Do I raise my kittens underfoot--No,not until they are using the litter box well.
Persian kittens aren't as clean as people seem to think. They aren't as bad as puppies who you actually
have to train, as they eventually start using the litter box on their own. But between the ages of
about 3 and 6 weeks, you will still find puddles in corners, even if the kittens are confined in a
small area with several little low sided litter boxes. After replacing my carpet twice and installing
tile, and then putting the kittens in my 2 walk in closets and 2 bathrooms, and subsequently having to
replace the wood baseboards and wood paneling underneath the baseboards in all 4 rooms, the kittens
are now kept in large 4' cages until they are using the potty box well. If young kittens are allowed the
run of the house, and feel the urgency to go, but don't have the control to hold it, and are too far
away from a litter box, they will go wherever they happen to be, which could be your carpet, and if
they pick up bad habits they may be hard to break.
Do I Allow Home Visits--Please understand that I am not a pet shop, open set hours, etc.

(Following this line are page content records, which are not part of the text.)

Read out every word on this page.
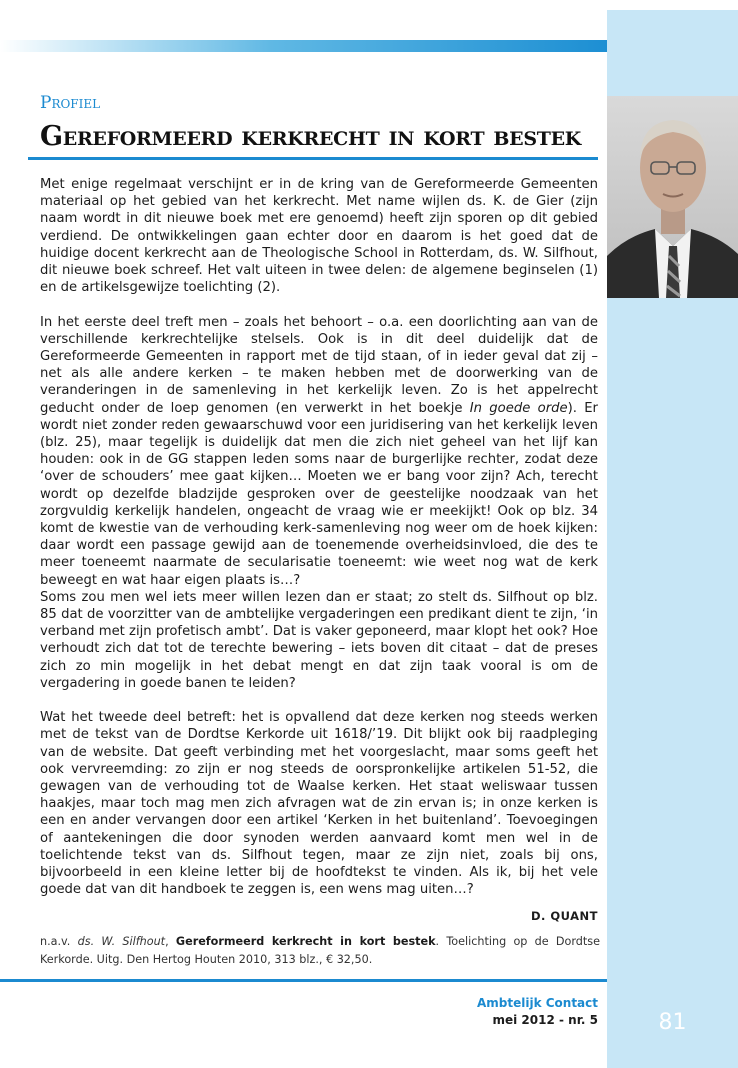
Profiel
Gereformeerd kerkrecht in kort bestek

Met enige regelmaat verschijnt er in de kring van de Gereformeerde Gemeenten materiaal op het gebied van het kerkrecht. Met name wijlen ds. K. de Gier (zijn naam wordt in dit nieuwe boek met ere genoemd) heeft zijn sporen op dit gebied verdiend. De ontwikkelingen gaan echter door en daarom is het goed dat de huidige docent kerkrecht aan de Theologische School in Rotterdam, ds. W. Silfhout, dit nieuwe boek schreef. Het valt uiteen in twee delen: de algemene beginselen (1) en de artikelsgewijze toelichting (2).

In het eerste deel treft men – zoals het behoort – o.a. een doorlichting aan van de verschillende kerkrechtelijke stelsels. Ook is in dit deel duidelijk dat de Gereformeerde Gemeenten in rapport met de tijd staan, of in ieder geval dat zij – net als alle andere kerken – te maken hebben met de doorwerking van de veranderingen in de samenleving in het kerkelijk leven. Zo is het appelrecht geducht onder de loep genomen (en verwerkt in het boekje In goede orde). Er wordt niet zonder reden gewaarschuwd voor een juridisering van het kerkelijk leven (blz. 25), maar tegelijk is duidelijk dat men die zich niet geheel van het lijf kan houden: ook in de GG stappen leden soms naar de burgerlijke rechter, zodat deze ‘over de schouders’ mee gaat kijken… Moeten we er bang voor zijn? Ach, terecht wordt op dezelfde bladzijde gesproken over de geestelijke noodzaak van het zorgvuldig kerkelijk handelen, ongeacht de vraag wie er meekijkt! Ook op blz. 34 komt de kwestie van de verhouding kerk-samenleving nog weer om de hoek kijken: daar wordt een passage gewijd aan de toenemende overheidsinvloed, die des te meer toeneemt naarmate de secularisatie toeneemt: wie weet nog wat de kerk beweegt en wat haar eigen plaats is…?

Soms zou men wel iets meer willen lezen dan er staat; zo stelt ds. Silfhout op blz. 85 dat de voorzitter van de ambtelijke vergaderingen een predikant dient te zijn, ‘in verband met zijn profetisch ambt’. Dat is vaker geponeerd, maar klopt het ook? Hoe verhoudt zich dat tot de terechte bewering – iets boven dit citaat – dat de preses zich zo min mogelijk in het debat mengt en dat zijn taak vooral is om de vergadering in goede banen te leiden?

Wat het tweede deel betreft: het is opvallend dat deze kerken nog steeds werken met de tekst van de Dordtse Kerkorde uit 1618/’19. Dit blijkt ook bij raadpleging van de website. Dat geeft verbinding met het voorgeslacht, maar soms geeft het ook vervreemding: zo zijn er nog steeds de oorspronkelijke artikelen 51-52, die gewagen van de verhouding tot de Waalse kerken. Het staat weliswaar tussen haakjes, maar toch mag men zich afvragen wat de zin ervan is; in onze kerken is een en ander vervangen door een artikel ‘Kerken in het buitenland’. Toevoegingen of aantekeningen die door synoden werden aanvaard komt men wel in de toelichtende tekst van ds. Silfhout tegen, maar ze zijn niet, zoals bij ons, bijvoorbeeld in een kleine letter bij de hoofdtekst te vinden. Als ik, bij het vele goede dat van dit handboek te zeggen is, een wens mag uiten…?

D. QUANT
n.a.v. ds. W. Silfhout, Gereformeerd kerkrecht in kort bestek. Toelichting op de Dordtse Kerkorde. Uitg. Den Hertog Houten 2010, 313 blz., € 32,50.
Ambtelijk Contact
mei 2012 - nr. 5	81
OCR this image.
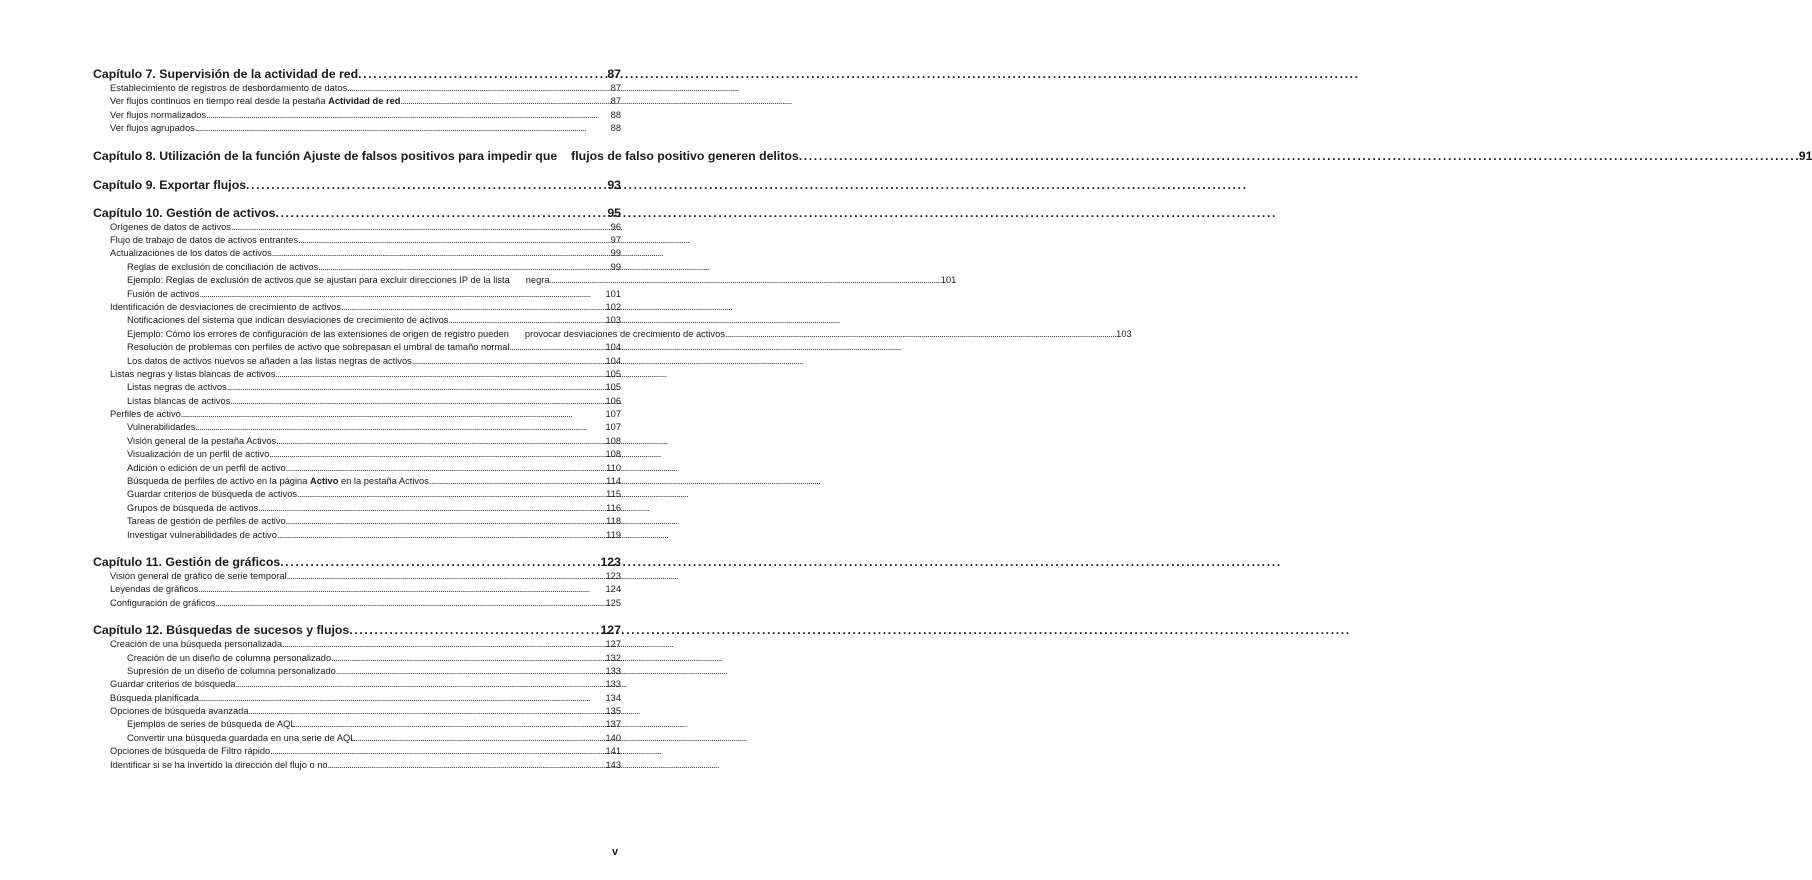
Capítulo 7. Supervisión de la actividad de red . . .	87
Establecimiento de registros de desbordamiento de datos . . .	87
Ver flujos continuos en tiempo real desde la pestaña Actividad de red . . .	87
Ver flujos normalizados . . .	88
Ver flujos agrupados . . .	88
Capítulo 8. Utilización de la función Ajuste de falsos positivos para impedir que flujos de falso positivo generen delitos . . .	91
Capítulo 9. Exportar flujos . . .	93
Capítulo 10. Gestión de activos . . .	95
Orígenes de datos de activos . . .	96
Flujo de trabajo de datos de activos entrantes . . .	97
Actualizaciones de los datos de activos . . .	99
Reglas de exclusión de conciliación de activos . . .	99
Ejemplo: Reglas de exclusión de activos que se ajustan para excluir direcciones IP de la lista negra . . .	101
Fusión de activos . . .	101
Identificación de desviaciones de crecimiento de activos . . .	102
Notificaciones del sistema que indican desviaciones de crecimiento de activos . . .	103
Ejemplo: Cómo los errores de configuración de las extensiones de origen de registro pueden provocar desviaciones de crecimiento de activos . . .	103
Resolución de problemas con perfiles de activo que sobrepasan el umbral de tamaño normal . . .	104
Los datos de activos nuevos se añaden a las listas negras de activos . . .	104
Listas negras y listas blancas de activos . . .	105
Listas negras de activos . . .	105
Listas blancas de activos . . .	106
Perfiles de activo . . .	107
Vulnerabilidades . . .	107
Visión general de la pestaña Activos . . .	108
Visualización de un perfil de activo . . .	108
Adición o edición de un perfil de activo . . .	110
Búsqueda de perfiles de activo en la página Activo en la pestaña Activos . . .	114
Guardar criterios de búsqueda de activos . . .	115
Grupos de búsqueda de activos . . .	116
Tareas de gestión de perfiles de activo . . .	118
Investigar vulnerabilidades de activo . . .	119
Capítulo 11. Gestión de gráficos . . .	123
Visión general de gráfico de serie temporal . . .	123
Leyendas de gráficos . . .	124
Configuración de gráficos . . .	125
Capítulo 12. Búsquedas de sucesos y flujos . . .	127
Creación de una búsqueda personalizada . . .	127
Creación de un diseño de columna personalizado . . .	132
Supresión de un diseño de columna personalizado . . .	133
Guardar criterios de búsqueda . . .	133
Búsqueda planificada . . .	134
Opciones de búsqueda avanzada . . .	135
Ejemplos de series de búsqueda de AQL . . .	137
Convertir una búsqueda guardada en una serie de AQL . . .	140
Opciones de búsqueda de Filtro rápido . . .	141
Identificar si se ha invertido la dirección del flujo o no . . .	143
v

And for the protection and health of the kittens, and for my own safety, I do not allow home
visitation of my kittens. These kittens are very expensive to raise, and I limit exposure to people other
than myself. They are never handled or viewed until they have had at least their first set of
vaccinations, and most are reserved shortly after their 2-4 week old pictures are posted. I normally
meet people at a Jack in the Box, which is right off the freeway, so they can get right back on the
freeway and be on their way home. If you are interested in one of my kittens, I provide numerous
pictures starting at 2 weeks, and update pictures every 2 weeks thereafter. I have been doing things
this way successfully for at least 10 years. SO, if you are one of those people that insists upon seeing
the cattery conditions, then you need to go elsewhere. Or I can supply you with numerous references
of satisfied kitten buyers. I get a LOT of repeat customers, so I think that may speak for itself.